Nouveaux leviers agronomiques à l’étude
Si la chimie reste un pilier du désherbage, Bayer rappelle l’importance des pratiques agronomiques, surtout avec la pression croissante des graminées et la réduction des matières actives disponibles. Rotation des cultures, décalage de la date de semis, faux-semis, travail du sol, désherbage mécanique : ces leviers restent essentiels pour agir sur le stock semencier et limiter les infestations. D’autres pistes émergent, comme l’application localisée des herbicides, l’écimage ou la récolte des menues pailles.
Parallèlement, le levier variétal prend de l’ampleur. Bayer travaille avec RAGT sur des variétés de blé hybride qui pourraient offrir de nouvelles solutions. « Elles faciliteront la gestion des adventices en raison d’une meilleure adaptation aux semis tardifs, d’une vigueur à la levée renforcée, d’une biomasse foliaire et racinaire plus importante », souligne Murielle Moille, responsable du projet blés hybrides chez Bayer. L’objectif est de sélectionner des blés plus couvrants, capables de concurrencer efficacement les adventices et de soutenir les techniques culturales telles que le désherbage mécanique.
L’intelligence artificielle, pour concevoir les molécules
Bayer réinvente la recherche à travers son approche CropKey. « 80 % de ce que nous faisons aujourd’hui en laboratoire n’existaient pas il y a cinq ans », observe Mélanie Héroult, responsable de la recherche sur les herbicides chez Bayer. Alors que les approches classiques reposaient sur le criblage de milliers de molécules, CropKey inverse la logique : « avant, on testait des clés, les molécules, jusqu’à trouver celle qui ouvrait la serrure, la protéine ciblée. Aujourd’hui, on part de la serrure pour fabriquer la clé sur mesure ». Ce procédé, plus rapide et plus précis, utilise l’intelligence artificielle. Il intègre dès les premières étapes des critères de sécurité et de durabilité. Trente molécules issues de CropKey sont actuellement à l’étude, dont des herbicides.

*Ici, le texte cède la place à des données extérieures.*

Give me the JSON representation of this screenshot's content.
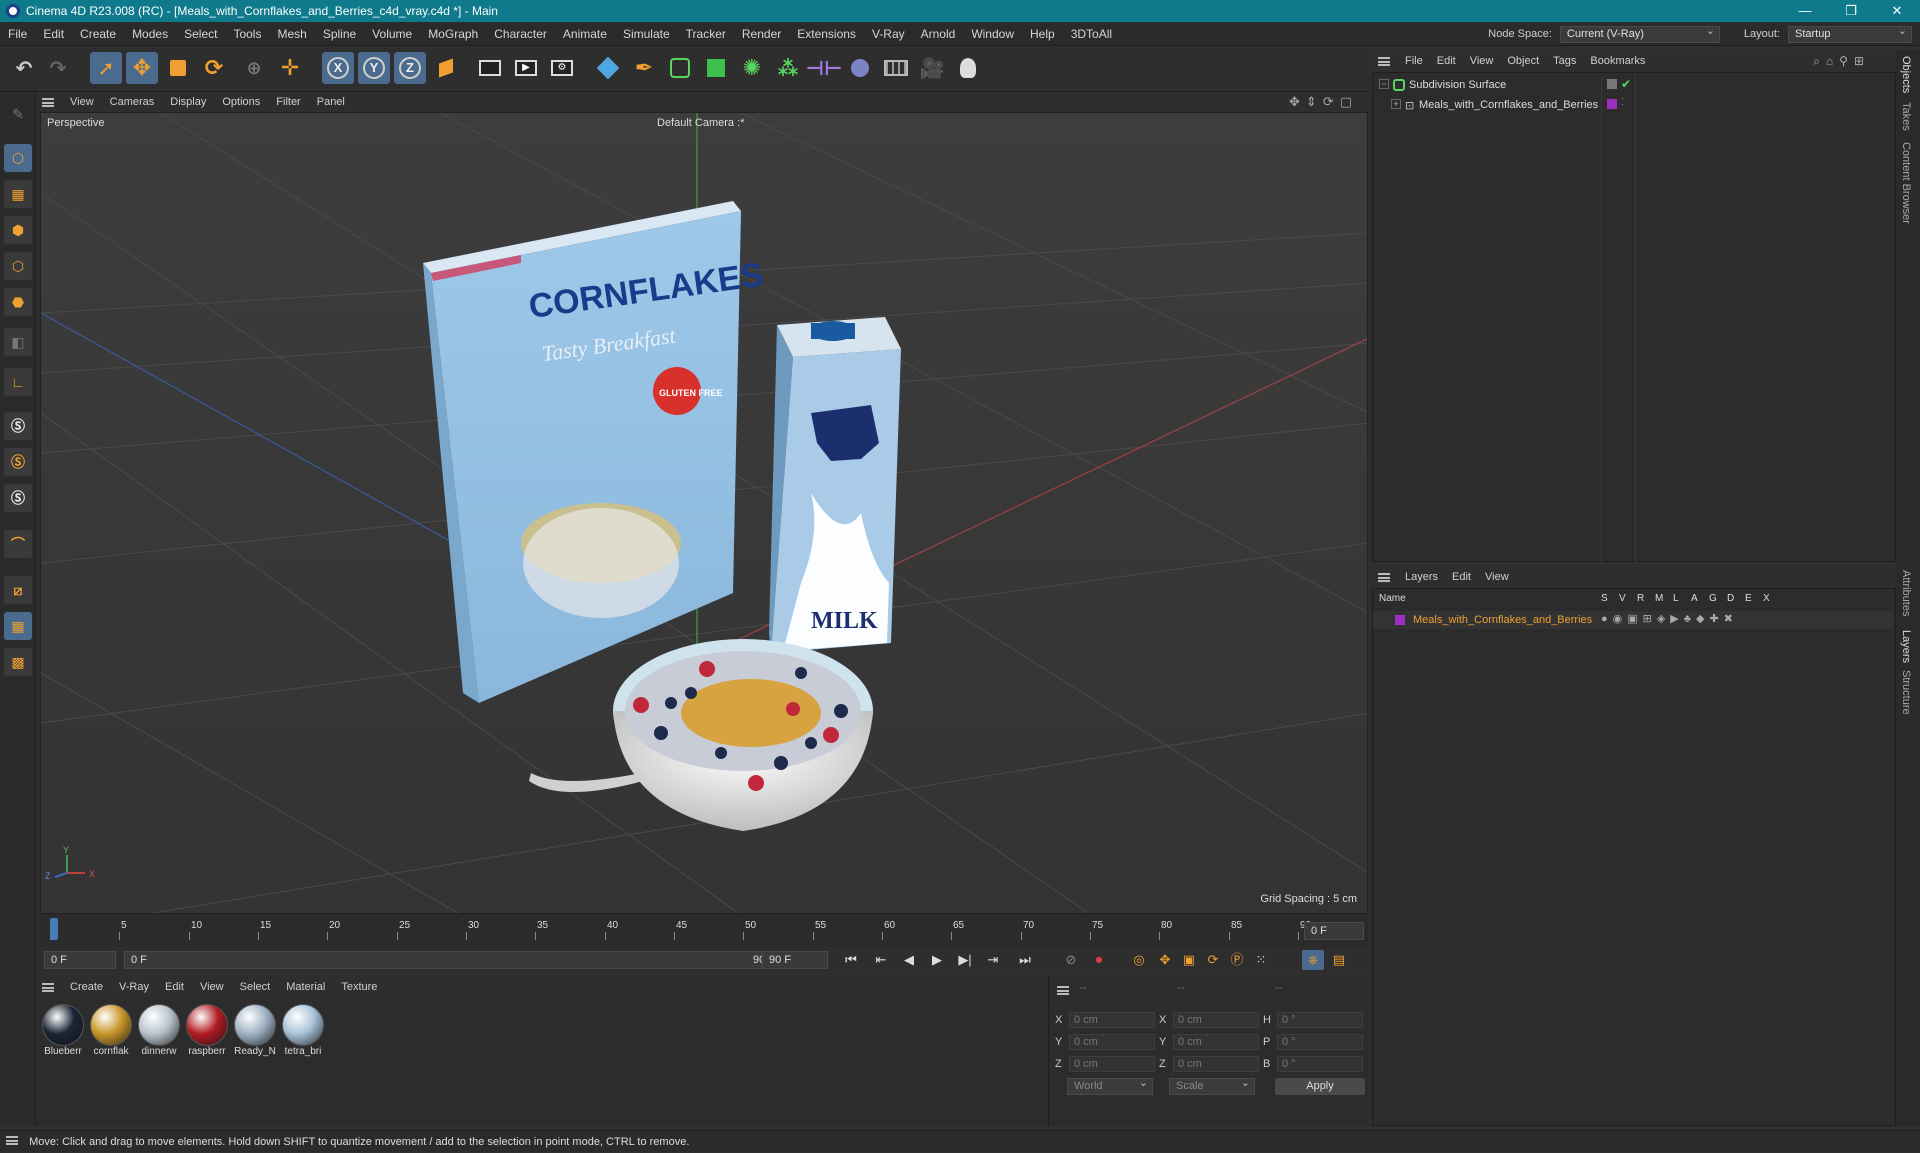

« Avec cette nouvelle approche, nous créons des profils permettant enfin de rompre les résistances », ajoute la chercheuse.
Par ailleurs, face aux défis techniques à relever en désherbage, Bayer prône une gestion collective ainsi que le recours à une pluralité de méthodes et de technologies. « Nous continuons à travailler sur une large palette d’outils dont fait partie la chimie, mais elle nécessitera d’être utilisée en combinatoire, conclut Yves Picquet, président de Bayer France. Dans ce cadre, nous prenons en compte toutes les technologies, dont l’intelligence artificielle. Ces outils plus précis augmentent le champ des possibles et nous ouvrent de belles perspectives pour l’avenir. »

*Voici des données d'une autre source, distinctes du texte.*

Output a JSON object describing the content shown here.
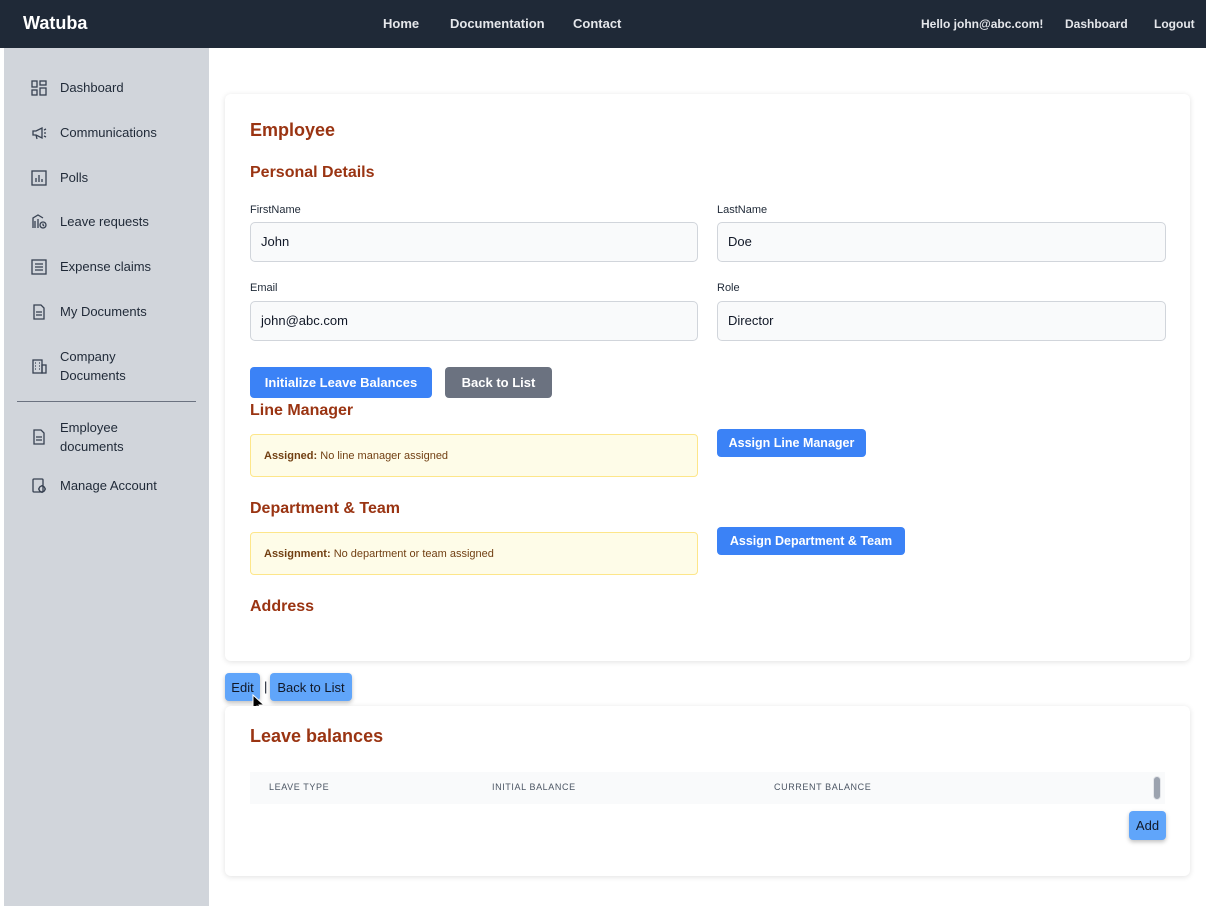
{
  "header": {
    "brand": "Watuba",
    "nav": [
      "Home",
      "Documentation",
      "Contact"
    ],
    "greeting": "Hello john@abc.com!",
    "dashboard": "Dashboard",
    "logout": "Logout"
  },
  "sidebar": {
    "items": [
      {
        "label": "Dashboard",
        "icon": "dashboard-icon"
      },
      {
        "label": "Communications",
        "icon": "megaphone-icon"
      },
      {
        "label": "Polls",
        "icon": "chart-icon"
      },
      {
        "label": "Leave requests",
        "icon": "leave-icon"
      },
      {
        "label": "Expense claims",
        "icon": "list-icon"
      },
      {
        "label": "My Documents",
        "icon": "document-icon"
      },
      {
        "label": "Company Documents",
        "icon": "building-icon"
      },
      {
        "label": "Employee documents",
        "icon": "document-icon"
      },
      {
        "label": "Manage Account",
        "icon": "gear-icon"
      }
    ]
  },
  "employee": {
    "title": "Employee",
    "personal_heading": "Personal Details",
    "firstname_label": "FirstName",
    "firstname_value": "John",
    "lastname_label": "LastName",
    "lastname_value": "Doe",
    "email_label": "Email",
    "email_value": "john@abc.com",
    "role_label": "Role",
    "role_value": "Director",
    "init_button": "Initialize Leave Balances",
    "back_button": "Back to List",
    "line_manager_heading": "Line Manager",
    "line_manager_key": "Assigned:",
    "line_manager_value": "No line manager assigned",
    "assign_line_manager": "Assign Line Manager",
    "dept_heading": "Department & Team",
    "dept_key": "Assignment:",
    "dept_value": "No department or team assigned",
    "assign_dept": "Assign Department & Team",
    "address_heading": "Address"
  },
  "actions": {
    "edit": "Edit",
    "separator": "|",
    "back": "Back to List"
  },
  "leave": {
    "title": "Leave balances",
    "columns": [
      "LEAVE TYPE",
      "INITIAL BALANCE",
      "CURRENT BALANCE"
    ],
    "rows": [],
    "add": "Add"
  },
  "colors": {
    "topbar": "#1f2937",
    "sidebar": "#d1d5db",
    "heading": "#9a3412",
    "primary": "#3b82f6",
    "secondary": "#6b7280"
  }
}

Autre temps fort du colloque : le rôle concret de l’intelligence artificielle. Mehdi Siné, directeur général de l’Acta, souligne son potentiel pour optimiser l’expérimentation et générer des bulletins sur la santé des plantes. Il rappelle l’importance de la formation et de la vigilance. Il prend pour exemple une récente demande de reconnaissance d’une plantule de panic que Chat GPT a identifiée comme étant une véronique ! De son côté, Bayer teste en interne un chatbot pour accompagner l’usage du système Conviso Smart, en s’appuyant sur des données techniques et scientifiques issues de ses sources.